Отведя душу в письме к Бенкендорфу, Жуковский не решился опубликовать его. Соотечественникам оставалось догадываться, что же на самом деле произошло между царем и поэтом. Друг заботился о будущем детей Пушкина, забывая о будущем страны, в которой им предстояло жить. Стоит ли удивляться, что дочь поэта – Мария – умрет без средств к существованию в голодной Москве в далеком 1919 году!
Примерно за месяц до этого написал свое письмо к великому князю и Вяземский. Правда, цель этого послания была несколько иной. Если Жуковского искренне возмутило циничное отношение правительства к поэту, то Вяземский желал одного – личного оправдания перед властью. Работал он не один: ему помогали жена и Долли Фикельмон. Письмо сопровождалось доказательной базой – целой подборкой документов – и от того имело внушительный вид.

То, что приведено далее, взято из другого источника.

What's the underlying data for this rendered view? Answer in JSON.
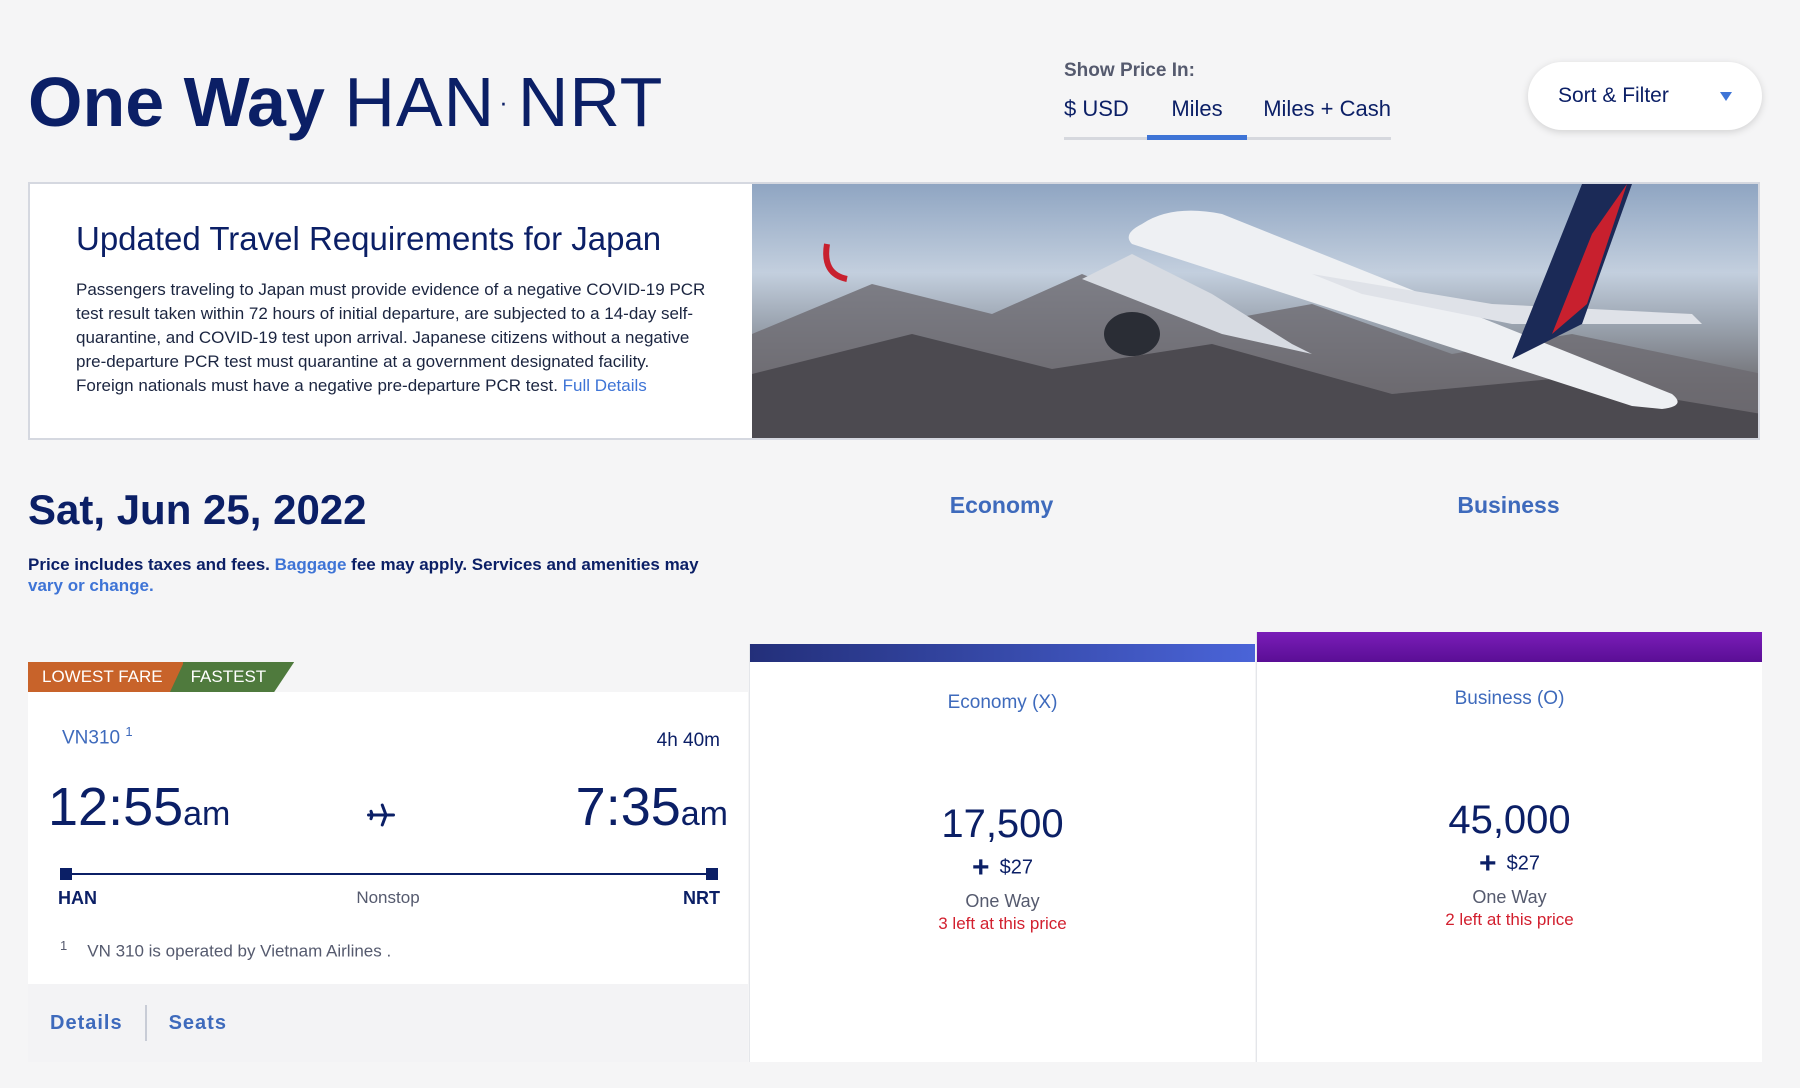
{
  "header": {
    "title_bold": "One Way",
    "origin": "HAN",
    "separator": "·",
    "destination": "NRT"
  },
  "price_toggle": {
    "label": "Show Price In:",
    "options": [
      "$ USD",
      "Miles",
      "Miles + Cash"
    ],
    "selected": "Miles"
  },
  "sort_filter": {
    "label": "Sort & Filter",
    "icon": "caret-down-icon"
  },
  "advisory": {
    "title": "Updated Travel Requirements for Japan",
    "body": "Passengers traveling to Japan must provide evidence of a negative COVID-19 PCR test result taken within 72 hours of initial departure, are subjected to a 14-day self-quarantine, and COVID-19 test upon arrival. Japanese citizens without a negative pre-departure PCR test must quarantine at a government designated facility. Foreign nationals must have a negative pre-departure PCR test.",
    "link": "Full Details"
  },
  "results": {
    "date": "Sat, Jun 25, 2022",
    "note_prefix": "Price includes taxes and fees.",
    "note_link1": "Baggage",
    "note_mid": "fee may apply. Services and amenities may",
    "note_link2": "vary or change."
  },
  "cabins": [
    "Economy",
    "Business"
  ],
  "flight": {
    "badges": [
      "LOWEST FARE",
      "FASTEST"
    ],
    "number": "VN310",
    "footnote_marker": "1",
    "duration": "4h 40m",
    "depart_time": "12:55",
    "depart_ampm": "am",
    "arrive_time": "7:35",
    "arrive_ampm": "am",
    "origin": "HAN",
    "destination": "NRT",
    "stops": "Nonstop",
    "footnote": "VN 310 is operated by Vietnam Airlines .",
    "actions": [
      "Details",
      "Seats"
    ]
  },
  "fares": [
    {
      "class": "Economy (X)",
      "miles": "17,500",
      "cash": "$27",
      "trip": "One Way",
      "availability": "3 left at this price"
    },
    {
      "class": "Business (O)",
      "miles": "45,000",
      "cash": "$27",
      "trip": "One Way",
      "availability": "2 left at this price"
    }
  ],
  "colors": {
    "navy": "#0b1f66",
    "accent": "#3e74d6",
    "alert": "#d21f2e",
    "economy_bar": "#3b4fbf",
    "business_bar": "#6a14a8",
    "badge_lowest": "#c8632a",
    "badge_fastest": "#4f7a3d"
  }
}
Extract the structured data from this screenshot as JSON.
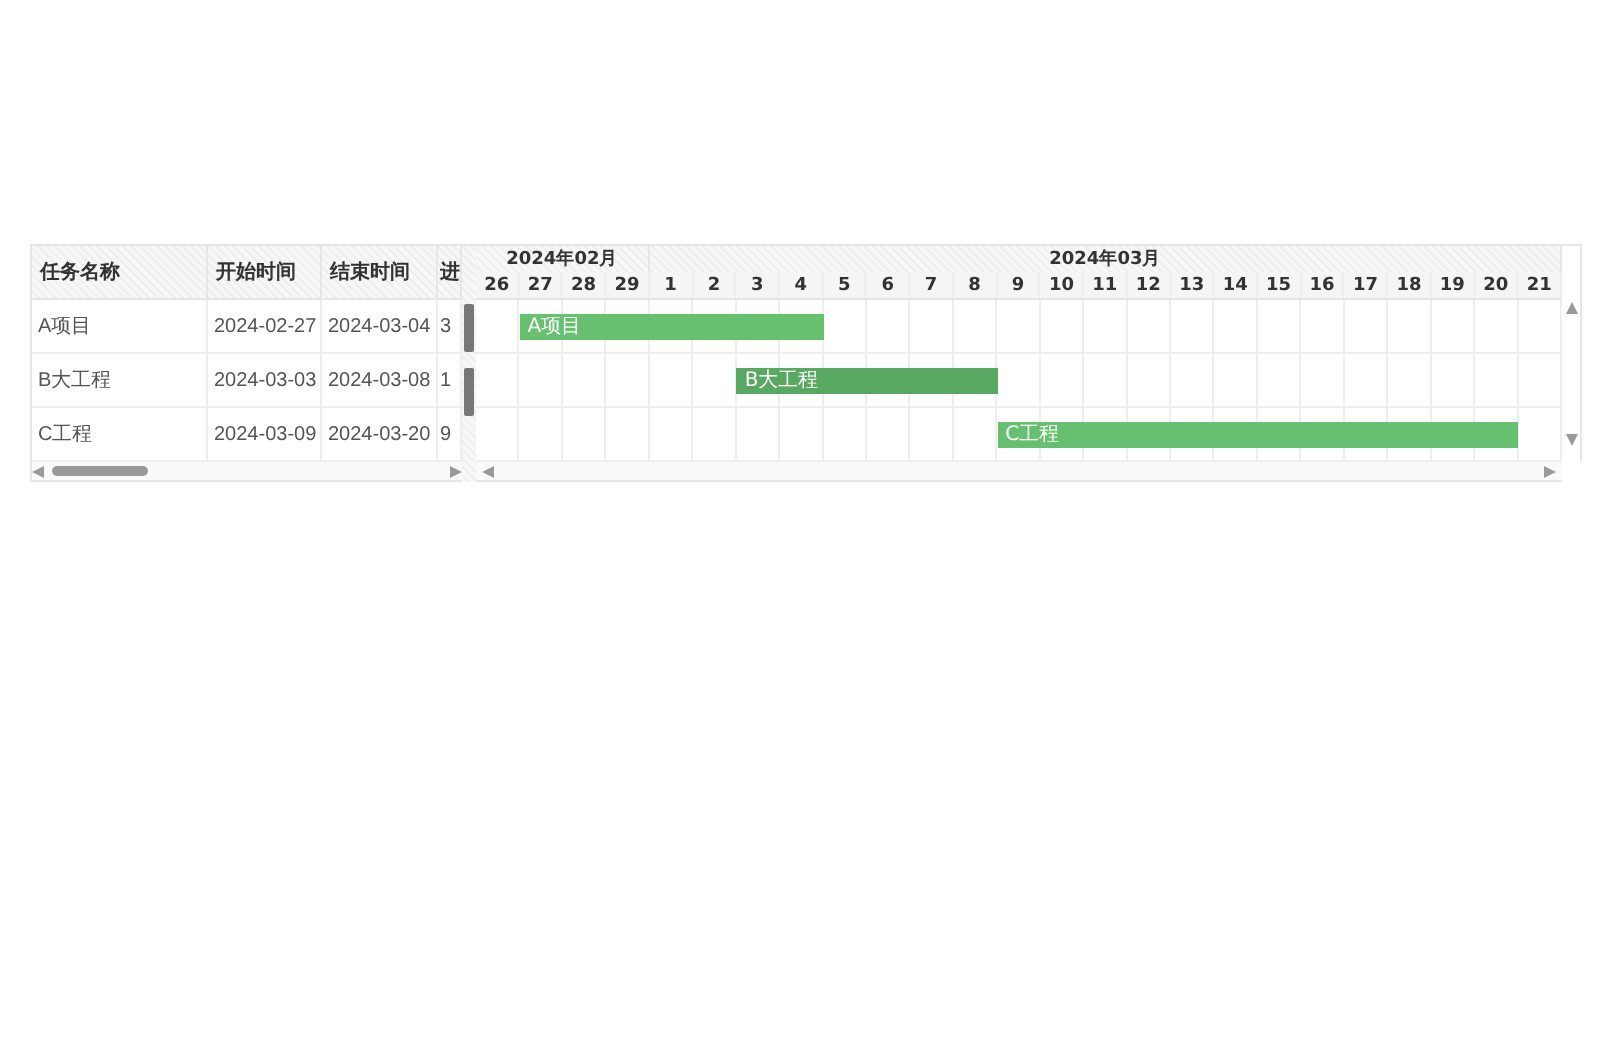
{
  "grid": {
    "columns": [
      "任务名称",
      "开始时间",
      "结束时间",
      "进"
    ],
    "rows": [
      {
        "name": "A项目",
        "start": "2024-02-27",
        "end": "2024-03-04",
        "progress": "3"
      },
      {
        "name": "B大工程",
        "start": "2024-03-03",
        "end": "2024-03-08",
        "progress": "1"
      },
      {
        "name": "C工程",
        "start": "2024-03-09",
        "end": "2024-03-20",
        "progress": "9"
      }
    ]
  },
  "timeline": {
    "months": [
      {
        "label": "2024年02月",
        "days": [
          "26",
          "27",
          "28",
          "29"
        ]
      },
      {
        "label": "2024年03月",
        "days": [
          "1",
          "2",
          "3",
          "4",
          "5",
          "6",
          "7",
          "8",
          "9",
          "10",
          "11",
          "12",
          "13",
          "14",
          "15",
          "16",
          "17",
          "18",
          "19",
          "20",
          "21"
        ]
      }
    ]
  },
  "bars": [
    {
      "label": "A项目",
      "color": "#66c070"
    },
    {
      "label": "B大工程",
      "color": "#58a862"
    },
    {
      "label": "C工程",
      "color": "#66c070"
    }
  ]
}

Князь начинал с красивой фразы, как бы защищавшей друга: «Клевета продолжала терзать память Пушкина, как терзала при жизни его душу». Но слова эти были лишь прелюдией к выражению мыслей другого рода:
Я не из тех патриотов, которые содрогаются при имени иностранца, я удовлетворяюсь патриотизмом в духе Петра Великого, который был патриотом с ног до головы, но признавал, несмотря на это, что есть у иностранцев преимущества, которыми можно позаимствоваться[718].
Вяземский прекрасно понимал, что этим заявлением он сам более других терзает память Пушкина. Он даже сознавался, что между ним и поэтом,
бывало иногда разномыслие в так называемых чисто русских вопросах. Он, хотя вовсе не славянофил, примыкал нередко к понятиям, сочувствиям, умозрениям ... России, не признающей Европы ... то есть допетровской России[719].
Так князь давал понять власти, что в ее разногласиях с поэтом он целиком находился на стороне власти. Его крайне расстроило,
что выражения горя к столь несчастной кончине, потере друга, поклонения таланту были истолкованы, как политическое и враждебное правительству движение.
И он дал событиям свое толкование:
Старый граф Строганов, родственник г-жи Пушкиной, поспешил объявить, что он берет на себя издержки по похоронам. ...Он хотел, чтобы похороны были насколько возможно торжественнее, так как он устраивал их на свой счет. ...Могли ли мы вмешиваться в распоряжения графа Строганова?
Выходит, во всех невольных «излишествах», заметных приготовлениях виновен был Строганов, а друзья поэта, занятые своим горем, не обратили на них внимание? Конечно, в черновике Вяземский попытался говорить о ложности полицейских донесений, о нелепости правительственных мер, но все это выходило опять же дерзко. Проще было перевести внимание на всемогущего Строганова, а себя изобразить случайной жертвой:
Не было той нелепости, которая не была бы нам приписана... Клянусь перед богом и перед вами, что все, чему поверили, или хотели заставить поверить о нас, – была ложь, самая отвратительная ложь. ...Боже великий! Как могла какая-нибудь супротивная мысль закрасться туда, где было одно умиление, одна благоговейная преданность, где характер государя явился перед нами во всей своей чистоте, во всем, что только есть в нем благородного и возвышенного, когда он бывает сам собою, когда действует без посредников?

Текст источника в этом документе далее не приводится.